Caged: Brasil cria 228,2 mil empregos em março com crescimento significativo

Caged: Brasil cria 228,2 mil empregos em março com crescimento significativo

O Brasil gerou novas oportunidades de trabalho formal em março de 2026, criando 228.208 vagas, de acordo com os dados do Caged (Cadastro Geral de Empregados e Desempregados). Essas informações, divulgadas na última quarta-feira (29), indicam que o mês teve um total de 2,5 milhões de admissões e 2,3 milhões de desligamentos.
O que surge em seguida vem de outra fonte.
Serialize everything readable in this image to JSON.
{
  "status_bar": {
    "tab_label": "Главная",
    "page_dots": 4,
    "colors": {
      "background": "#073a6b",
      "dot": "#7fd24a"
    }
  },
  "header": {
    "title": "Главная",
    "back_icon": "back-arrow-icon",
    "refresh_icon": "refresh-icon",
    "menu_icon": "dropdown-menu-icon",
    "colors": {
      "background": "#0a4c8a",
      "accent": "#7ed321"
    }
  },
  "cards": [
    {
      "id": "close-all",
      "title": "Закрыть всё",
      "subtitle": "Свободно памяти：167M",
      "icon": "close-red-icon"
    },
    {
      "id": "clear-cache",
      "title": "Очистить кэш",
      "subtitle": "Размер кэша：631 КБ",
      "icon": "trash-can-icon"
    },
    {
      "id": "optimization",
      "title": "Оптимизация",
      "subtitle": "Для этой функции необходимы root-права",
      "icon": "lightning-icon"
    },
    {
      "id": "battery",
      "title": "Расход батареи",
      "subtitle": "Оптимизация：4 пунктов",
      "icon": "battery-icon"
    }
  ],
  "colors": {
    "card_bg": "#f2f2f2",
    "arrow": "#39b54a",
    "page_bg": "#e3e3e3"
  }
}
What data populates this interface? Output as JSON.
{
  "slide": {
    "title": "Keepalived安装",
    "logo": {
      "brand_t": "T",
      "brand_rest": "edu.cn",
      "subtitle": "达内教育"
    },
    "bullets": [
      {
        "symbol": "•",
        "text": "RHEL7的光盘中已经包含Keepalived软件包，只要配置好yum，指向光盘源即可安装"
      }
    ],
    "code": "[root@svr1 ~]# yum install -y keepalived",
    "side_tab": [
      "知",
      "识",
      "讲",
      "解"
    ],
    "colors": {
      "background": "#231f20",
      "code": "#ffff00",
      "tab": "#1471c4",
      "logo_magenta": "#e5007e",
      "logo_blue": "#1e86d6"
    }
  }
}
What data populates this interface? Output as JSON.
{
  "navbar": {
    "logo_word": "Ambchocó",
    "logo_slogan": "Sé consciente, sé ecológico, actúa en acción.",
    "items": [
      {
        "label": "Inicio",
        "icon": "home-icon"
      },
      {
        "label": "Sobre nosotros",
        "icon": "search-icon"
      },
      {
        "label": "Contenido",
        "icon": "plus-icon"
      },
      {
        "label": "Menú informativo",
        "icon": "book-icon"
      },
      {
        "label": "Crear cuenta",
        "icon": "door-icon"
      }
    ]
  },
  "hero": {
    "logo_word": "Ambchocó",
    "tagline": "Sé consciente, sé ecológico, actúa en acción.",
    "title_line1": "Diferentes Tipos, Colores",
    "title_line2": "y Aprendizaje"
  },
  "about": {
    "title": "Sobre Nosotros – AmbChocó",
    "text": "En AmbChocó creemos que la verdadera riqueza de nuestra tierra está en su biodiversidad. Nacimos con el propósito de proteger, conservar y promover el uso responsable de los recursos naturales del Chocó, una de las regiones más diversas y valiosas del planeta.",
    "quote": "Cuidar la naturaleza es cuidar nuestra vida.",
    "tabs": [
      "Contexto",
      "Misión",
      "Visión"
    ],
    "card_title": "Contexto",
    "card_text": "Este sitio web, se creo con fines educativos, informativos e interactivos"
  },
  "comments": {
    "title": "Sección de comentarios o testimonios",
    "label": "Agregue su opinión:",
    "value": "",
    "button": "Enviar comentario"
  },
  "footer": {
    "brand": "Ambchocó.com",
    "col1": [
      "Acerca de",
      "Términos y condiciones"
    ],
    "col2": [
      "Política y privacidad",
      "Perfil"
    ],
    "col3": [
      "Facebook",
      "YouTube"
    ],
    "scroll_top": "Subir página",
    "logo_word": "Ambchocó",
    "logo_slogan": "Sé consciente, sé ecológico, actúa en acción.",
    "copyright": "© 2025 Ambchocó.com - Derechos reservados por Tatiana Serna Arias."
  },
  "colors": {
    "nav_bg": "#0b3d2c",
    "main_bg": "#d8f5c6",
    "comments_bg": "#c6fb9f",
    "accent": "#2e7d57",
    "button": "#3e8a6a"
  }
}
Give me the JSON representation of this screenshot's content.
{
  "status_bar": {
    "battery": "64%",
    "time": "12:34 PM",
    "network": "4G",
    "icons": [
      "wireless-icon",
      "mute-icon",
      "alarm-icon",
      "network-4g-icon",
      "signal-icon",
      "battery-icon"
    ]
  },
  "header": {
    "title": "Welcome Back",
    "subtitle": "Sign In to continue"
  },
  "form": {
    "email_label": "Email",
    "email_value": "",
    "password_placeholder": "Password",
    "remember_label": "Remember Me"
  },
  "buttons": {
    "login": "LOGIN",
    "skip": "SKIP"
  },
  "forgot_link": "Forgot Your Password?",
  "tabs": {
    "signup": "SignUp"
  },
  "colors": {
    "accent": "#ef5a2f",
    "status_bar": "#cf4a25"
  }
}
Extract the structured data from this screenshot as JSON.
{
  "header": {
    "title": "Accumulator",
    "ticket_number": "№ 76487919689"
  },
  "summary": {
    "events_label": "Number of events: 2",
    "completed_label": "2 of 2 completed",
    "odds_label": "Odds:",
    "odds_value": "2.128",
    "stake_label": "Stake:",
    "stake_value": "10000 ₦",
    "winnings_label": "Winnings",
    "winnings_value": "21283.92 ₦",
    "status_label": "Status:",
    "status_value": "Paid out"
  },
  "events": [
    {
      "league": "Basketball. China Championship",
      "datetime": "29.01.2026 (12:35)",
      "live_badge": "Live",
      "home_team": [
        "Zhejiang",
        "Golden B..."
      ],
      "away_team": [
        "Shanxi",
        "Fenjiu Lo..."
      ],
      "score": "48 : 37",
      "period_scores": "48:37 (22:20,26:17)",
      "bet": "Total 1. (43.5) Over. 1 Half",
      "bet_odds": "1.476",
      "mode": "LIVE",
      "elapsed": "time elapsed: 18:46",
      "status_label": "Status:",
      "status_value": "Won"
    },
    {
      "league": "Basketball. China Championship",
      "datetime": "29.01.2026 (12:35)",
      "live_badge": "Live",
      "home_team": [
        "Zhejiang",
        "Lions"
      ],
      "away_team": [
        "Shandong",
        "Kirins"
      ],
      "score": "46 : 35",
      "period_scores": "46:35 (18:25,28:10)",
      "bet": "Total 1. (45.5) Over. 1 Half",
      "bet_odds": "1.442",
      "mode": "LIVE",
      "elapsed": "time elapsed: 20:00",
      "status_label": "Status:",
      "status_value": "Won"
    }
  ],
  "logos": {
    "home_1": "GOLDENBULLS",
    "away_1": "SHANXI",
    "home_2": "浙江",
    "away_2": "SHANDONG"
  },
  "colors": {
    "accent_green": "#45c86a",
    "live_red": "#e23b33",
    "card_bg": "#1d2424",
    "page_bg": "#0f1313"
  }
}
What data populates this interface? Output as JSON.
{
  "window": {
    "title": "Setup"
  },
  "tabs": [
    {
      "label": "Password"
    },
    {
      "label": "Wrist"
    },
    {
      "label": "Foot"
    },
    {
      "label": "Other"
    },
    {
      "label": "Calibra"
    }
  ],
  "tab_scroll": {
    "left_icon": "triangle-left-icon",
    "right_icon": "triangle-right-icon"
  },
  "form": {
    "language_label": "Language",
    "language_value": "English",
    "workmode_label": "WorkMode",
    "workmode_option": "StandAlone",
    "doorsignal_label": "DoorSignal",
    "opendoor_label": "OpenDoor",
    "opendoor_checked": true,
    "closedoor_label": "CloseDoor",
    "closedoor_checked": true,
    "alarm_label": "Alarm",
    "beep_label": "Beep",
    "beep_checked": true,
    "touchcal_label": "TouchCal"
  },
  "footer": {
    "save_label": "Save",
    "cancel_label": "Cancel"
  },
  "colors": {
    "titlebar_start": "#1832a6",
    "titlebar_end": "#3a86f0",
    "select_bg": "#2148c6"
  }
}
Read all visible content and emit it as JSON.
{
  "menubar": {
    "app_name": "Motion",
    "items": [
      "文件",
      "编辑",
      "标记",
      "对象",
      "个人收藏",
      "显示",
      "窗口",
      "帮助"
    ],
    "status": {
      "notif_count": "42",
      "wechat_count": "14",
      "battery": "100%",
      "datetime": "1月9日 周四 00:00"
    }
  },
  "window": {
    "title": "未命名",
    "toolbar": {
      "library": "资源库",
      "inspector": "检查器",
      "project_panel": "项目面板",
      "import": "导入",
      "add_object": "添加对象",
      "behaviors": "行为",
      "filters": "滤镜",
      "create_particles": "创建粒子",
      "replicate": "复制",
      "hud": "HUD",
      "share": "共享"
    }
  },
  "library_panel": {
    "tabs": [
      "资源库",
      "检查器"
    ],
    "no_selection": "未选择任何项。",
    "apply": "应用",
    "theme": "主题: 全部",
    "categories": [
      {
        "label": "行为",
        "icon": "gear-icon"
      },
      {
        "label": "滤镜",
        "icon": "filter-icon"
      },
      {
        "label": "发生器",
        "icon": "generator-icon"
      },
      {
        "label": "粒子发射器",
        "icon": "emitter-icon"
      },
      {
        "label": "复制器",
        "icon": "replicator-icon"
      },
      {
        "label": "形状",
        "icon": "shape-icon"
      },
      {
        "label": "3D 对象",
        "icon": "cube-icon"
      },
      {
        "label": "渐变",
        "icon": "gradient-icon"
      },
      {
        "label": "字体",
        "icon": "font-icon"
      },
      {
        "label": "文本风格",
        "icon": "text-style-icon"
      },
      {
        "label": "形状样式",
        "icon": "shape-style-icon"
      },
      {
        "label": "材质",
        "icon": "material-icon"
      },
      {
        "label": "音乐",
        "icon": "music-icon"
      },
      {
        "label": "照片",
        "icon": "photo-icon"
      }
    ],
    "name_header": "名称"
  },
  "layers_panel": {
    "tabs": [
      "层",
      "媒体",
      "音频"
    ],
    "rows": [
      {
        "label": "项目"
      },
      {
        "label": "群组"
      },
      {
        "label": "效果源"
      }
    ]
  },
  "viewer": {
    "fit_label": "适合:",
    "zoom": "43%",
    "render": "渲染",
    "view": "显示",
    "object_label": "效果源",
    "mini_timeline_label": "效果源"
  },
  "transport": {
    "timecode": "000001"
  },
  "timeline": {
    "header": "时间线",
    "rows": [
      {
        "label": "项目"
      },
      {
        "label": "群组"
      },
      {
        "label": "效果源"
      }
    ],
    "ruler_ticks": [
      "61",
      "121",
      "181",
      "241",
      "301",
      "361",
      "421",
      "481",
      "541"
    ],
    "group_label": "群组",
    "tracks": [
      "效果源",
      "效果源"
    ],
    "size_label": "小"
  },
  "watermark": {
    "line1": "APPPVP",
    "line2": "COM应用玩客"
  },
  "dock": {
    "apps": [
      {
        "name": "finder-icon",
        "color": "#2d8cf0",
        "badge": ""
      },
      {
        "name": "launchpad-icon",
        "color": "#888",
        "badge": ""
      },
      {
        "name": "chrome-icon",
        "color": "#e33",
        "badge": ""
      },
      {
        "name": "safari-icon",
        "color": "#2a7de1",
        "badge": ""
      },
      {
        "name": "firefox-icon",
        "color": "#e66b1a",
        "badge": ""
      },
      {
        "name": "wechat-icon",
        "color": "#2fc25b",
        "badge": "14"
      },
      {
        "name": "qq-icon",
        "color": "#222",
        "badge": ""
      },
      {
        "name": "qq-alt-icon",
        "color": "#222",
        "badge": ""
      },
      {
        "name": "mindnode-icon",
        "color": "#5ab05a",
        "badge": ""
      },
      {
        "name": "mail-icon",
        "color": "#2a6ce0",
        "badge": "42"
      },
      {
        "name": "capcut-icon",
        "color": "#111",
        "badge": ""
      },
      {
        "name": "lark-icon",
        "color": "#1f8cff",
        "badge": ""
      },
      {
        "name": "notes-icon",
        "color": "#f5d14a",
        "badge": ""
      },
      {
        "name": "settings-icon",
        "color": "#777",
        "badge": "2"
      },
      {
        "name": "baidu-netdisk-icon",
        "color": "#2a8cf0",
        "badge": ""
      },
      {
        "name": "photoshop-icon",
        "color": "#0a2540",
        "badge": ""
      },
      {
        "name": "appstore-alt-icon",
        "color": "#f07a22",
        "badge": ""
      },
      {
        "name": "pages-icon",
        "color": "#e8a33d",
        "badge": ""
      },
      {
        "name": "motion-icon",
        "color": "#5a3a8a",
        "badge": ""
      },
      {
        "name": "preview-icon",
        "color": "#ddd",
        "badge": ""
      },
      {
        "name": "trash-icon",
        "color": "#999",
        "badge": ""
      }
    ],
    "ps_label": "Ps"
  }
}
Esse aumento no número de empregos reflete uma alta expressiva de 185,3% em comparação ao mesmo período de 2025, quando foram criadas apenas 79.994 vagas formais. O saldo positivo de empregos é um sinal de recuperação no mercado de trabalho brasileiro.

Resultados por Setor

No que tange aos setores, o governo federal destacou que apenas o setor agropecuário teve um saldo negativo no mês, com uma perda de 18.096 empregos, resultante da desmobilização do cultivo de maçãs e soja. Em contrapartida, setores como serviços (+152.391), construção (+38.316), indústria (+28.336) e comércio (+27.267) apresentaram desempenhos positivos, contribuindo significativamente para o crescimento total de vagas.

Saldo Positivo no Primeiro Trimestre

Além do mês de março, o primeiro trimestre de 2026 também registrou um saldo positivo, com a criação total de 613.373 postos de trabalho. O Caged revelou que 24 unidades da federação mostraram resultados favoráveis, com destaque para São Paulo, que criou 67.876 novas vagas, seguido por Minas Gerais e Rio de Janeiro, com 38.845 e 23.914, respectivamente. Entretanto, Alagoas, Mato Grosso e Sergipe foram os estados que enfrentaram uma maior quantidade de desligamentos que admissões.

Salário Médio

O salário médio real de admissão em março foi de R$ 2.350,83, apresentando uma redução de R$ 17,50 em relação ao mês anterior. Porém, quando comparado ao mesmo mês do ano passado, houve um aumento de R$ 41,80, considerando as ajustes sazonais do período. Esse dado mostra uma leve recuperação na renda dos trabalhadores, mesmo em meio às mudanças nos setores empregatícios.